Há alguns dias, o escritório que defende a professora Monique Medeiros da Costa e Silva, acabou mudando. Seus novos advogados, agora têm uma nova estratégia para livrar sua cliente da prisão.  Monique segue cumprindo prisão preventiva, isolada de outras detentas devido a normas de saúde e segurança impelidas pelas agências de saúde. Ao o que parece, a professora acusada de participar da morte do próprio filho, Henry Borel de apenas 4 anos de idade, ficará detida por cerca de 30 dias, até a conclusão do caso.

Monique foi levada no dia 8 deste mês para a delegacia após um mandado de prisão emitido pela Justiça. Nesta semana, a defesa da professora voltou a insistir para que ela tenha a oportunidade de depor novamente para falar “toda a verdade”. Os advogados alegam que a mãe de Henry vinha sofrendo frequentes agressões por parte de Jairinho, seu namorado, acusado de matar o menino.

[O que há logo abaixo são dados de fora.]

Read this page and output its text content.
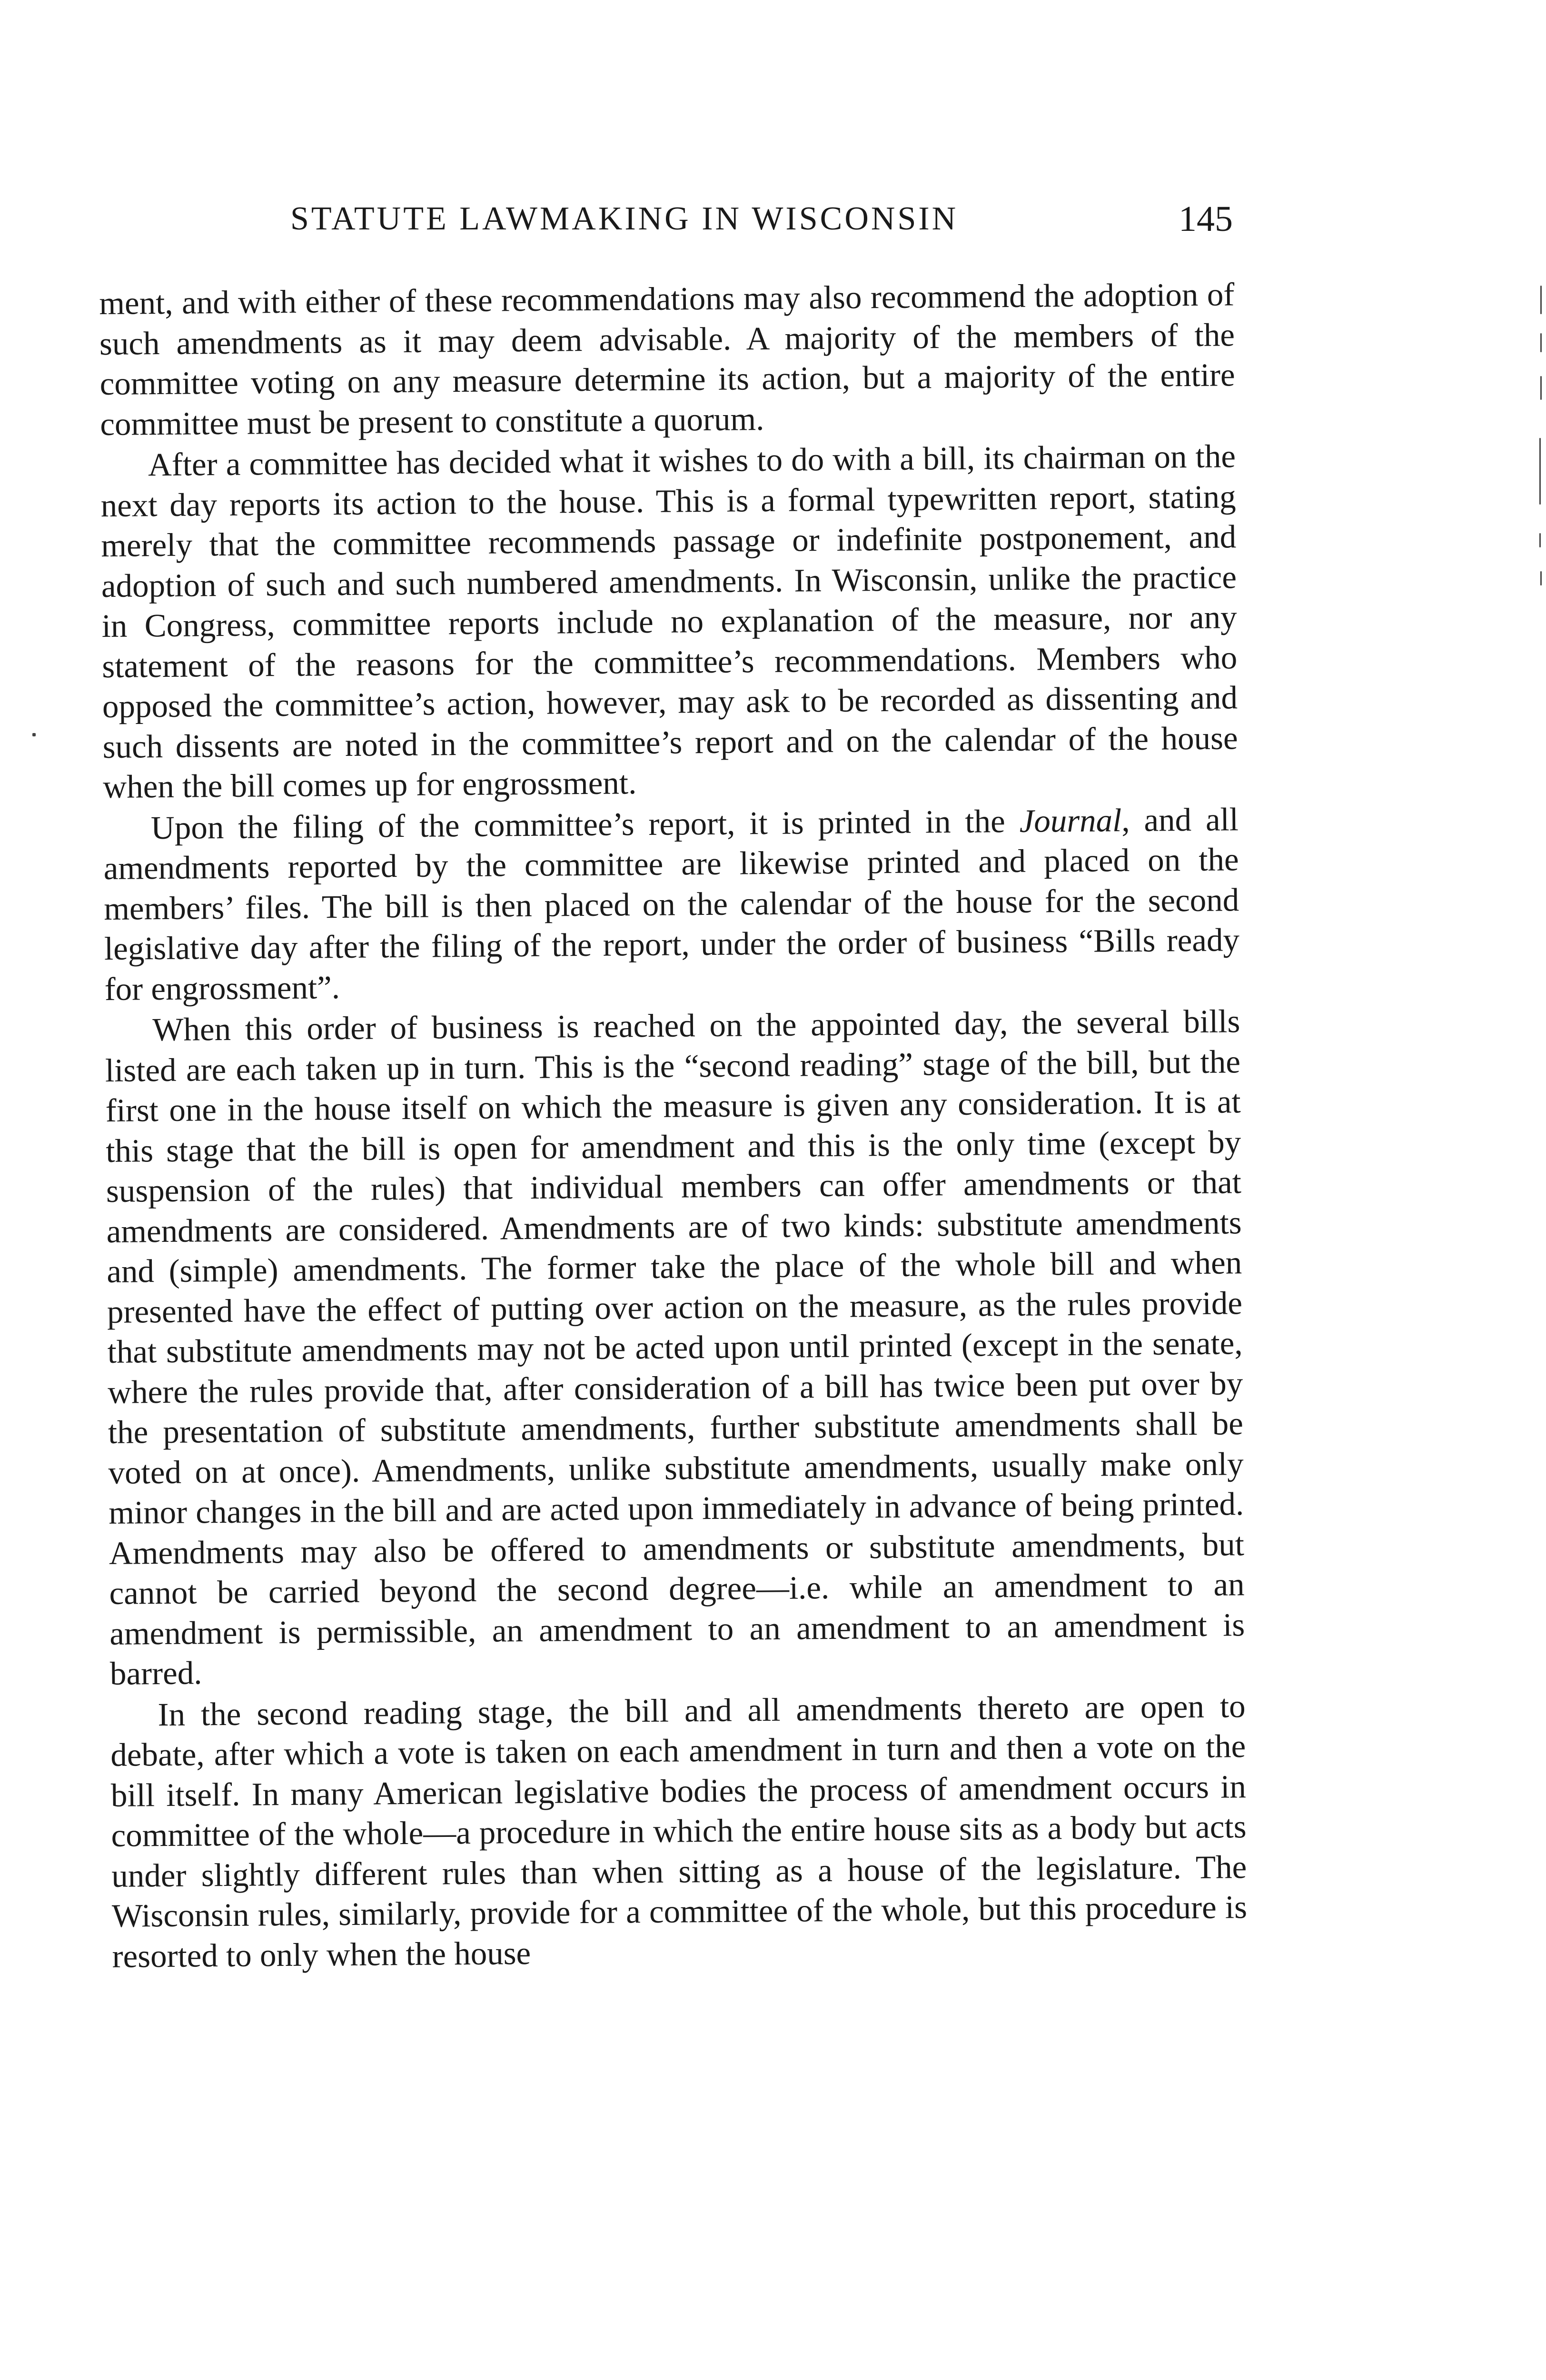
STATUTE LAWMAKING IN WISCONSIN	145

ment, and with either of these recommendations may also recommend the adoption of such amendments as it may deem advisable. A majority of the members of the committee voting on any measure determine its action, but a majority of the entire committee must be present to constitute a quorum.

After a committee has decided what it wishes to do with a bill, its chairman on the next day reports its action to the house. This is a formal typewritten report, stating merely that the committee recommends passage or indefinite postponement, and adoption of such and such numbered amendments. In Wisconsin, unlike the practice in Congress, committee reports include no explanation of the measure, nor any statement of the reasons for the committee’s recommendations. Members who opposed the committee’s action, however, may ask to be recorded as dissenting and such dissents are noted in the committee’s report and on the calendar of the house when the bill comes up for engrossment.

Upon the filing of the committee’s report, it is printed in the Journal, and all amendments reported by the committee are likewise printed and placed on the members’ files. The bill is then placed on the calendar of the house for the second legislative day after the filing of the report, under the order of business “Bills ready for engrossment”.

When this order of business is reached on the appointed day, the several bills listed are each taken up in turn. This is the “second reading” stage of the bill, but the first one in the house itself on which the measure is given any consideration. It is at this stage that the bill is open for amendment and this is the only time (except by suspension of the rules) that individual members can offer amendments or that amendments are considered. Amendments are of two kinds: substitute amendments and (simple) amendments. The former take the place of the whole bill and when presented have the effect of putting over action on the measure, as the rules provide that substitute amendments may not be acted upon until printed (except in the senate, where the rules provide that, after consideration of a bill has twice been put over by the presentation of substitute amendments, further substitute amendments shall be voted on at once). Amendments, unlike substitute amendments, usually make only minor changes in the bill and are acted upon immediately in advance of being printed. Amendments may also be offered to amendments or substitute amendments, but cannot be carried beyond the second degree—i.e. while an amendment to an amendment is permissible, an amendment to an amendment to an amendment is barred.

In the second reading stage, the bill and all amendments thereto are open to debate, after which a vote is taken on each amendment in turn and then a vote on the bill itself. In many American legislative bodies the process of amendment occurs in committee of the whole—a procedure in which the entire house sits as a body but acts under slightly different rules than when sitting as a house of the legislature. The Wisconsin rules, similarly, provide for a committee of the whole, but this procedure is resorted to only when the house
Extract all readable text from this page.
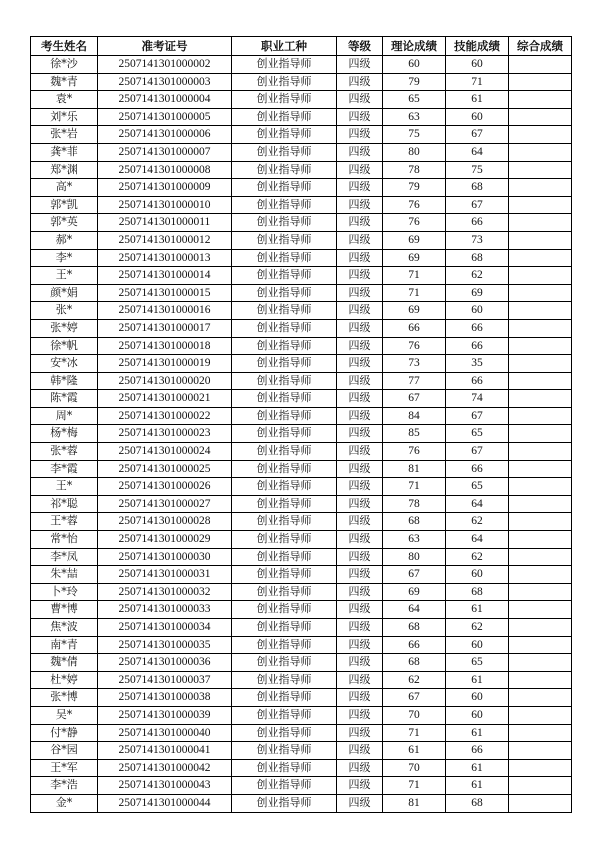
考生姓名	准考证号	职业工种	等级	理论成绩	技能成绩	综合成绩
徐*沙	2507141301000002	创业指导师	四级	60	60	
魏*青	2507141301000003	创业指导师	四级	79	71	
袁*	2507141301000004	创业指导师	四级	65	61	
刘*乐	2507141301000005	创业指导师	四级	63	60	
张*岩	2507141301000006	创业指导师	四级	75	67	
龚*菲	2507141301000007	创业指导师	四级	80	64	
郑*渊	2507141301000008	创业指导师	四级	78	75	
高*	2507141301000009	创业指导师	四级	79	68	
郭*凯	2507141301000010	创业指导师	四级	76	67	
郭*英	2507141301000011	创业指导师	四级	76	66	
郝*	2507141301000012	创业指导师	四级	69	73	
李*	2507141301000013	创业指导师	四级	69	68	
王*	2507141301000014	创业指导师	四级	71	62	
颜*娟	2507141301000015	创业指导师	四级	71	69	
张*	2507141301000016	创业指导师	四级	69	60	
张*婷	2507141301000017	创业指导师	四级	66	66	
徐*帆	2507141301000018	创业指导师	四级	76	66	
安*冰	2507141301000019	创业指导师	四级	73	35	
韩*隆	2507141301000020	创业指导师	四级	77	66	
陈*霞	2507141301000021	创业指导师	四级	67	74	
周*	2507141301000022	创业指导师	四级	84	67	
杨*梅	2507141301000023	创业指导师	四级	85	65	
张*蓉	2507141301000024	创业指导师	四级	76	67	
李*霞	2507141301000025	创业指导师	四级	81	66	
王*	2507141301000026	创业指导师	四级	71	65	
祁*聪	2507141301000027	创业指导师	四级	78	64	
王*蓉	2507141301000028	创业指导师	四级	68	62	
常*怡	2507141301000029	创业指导师	四级	63	64	
李*凤	2507141301000030	创业指导师	四级	80	62	
朱*喆	2507141301000031	创业指导师	四级	67	60	
卜*玲	2507141301000032	创业指导师	四级	69	68	
曹*博	2507141301000033	创业指导师	四级	64	61	
焦*波	2507141301000034	创业指导师	四级	68	62	
南*青	2507141301000035	创业指导师	四级	66	60	
魏*倩	2507141301000036	创业指导师	四级	68	65	
杜*婷	2507141301000037	创业指导师	四级	62	61	
张*博	2507141301000038	创业指导师	四级	67	60	
吴*	2507141301000039	创业指导师	四级	70	60	
付*静	2507141301000040	创业指导师	四级	71	61	
谷*园	2507141301000041	创业指导师	四级	61	66	
王*军	2507141301000042	创业指导师	四级	70	61	
李*浩	2507141301000043	创业指导师	四级	71	61	
金*	2507141301000044	创业指导师	四级	81	68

A professora está sendo acusada, de prestar falso testemunho para a polícia, em uma tentativa de acobertar os feitos de seu marido. Dr. Jairinho, acusado de espancar e torturar o enteado, Henry Borel. “Tanto a babá, quanto a ex-namorada afirmaram ter medo dele (de Jairinho). Será que a única pessoa que não teve o depoimento influenciado por Jairinho foi Monique? É uma questão de raciocínio“, disse um dos advogados de Monique.

A defesa da mãe de Henry, alega que ela chegou a ser enforcada pelo vereador e apanhava frequentemente. Monique havia pedido um novo testemunho aos policiais, e disse que contaria toda a verdade a respeito da morte da criança. O delegado responsável pelo caso, ainda julga o pedido de Monique, até o dado momento. Monique ainda segue isolada dentro da prisão, após ser diagnosticada com o novo corona vírus, e há alguns dias, havia contraído uma infecção urinária, mas foi tratada.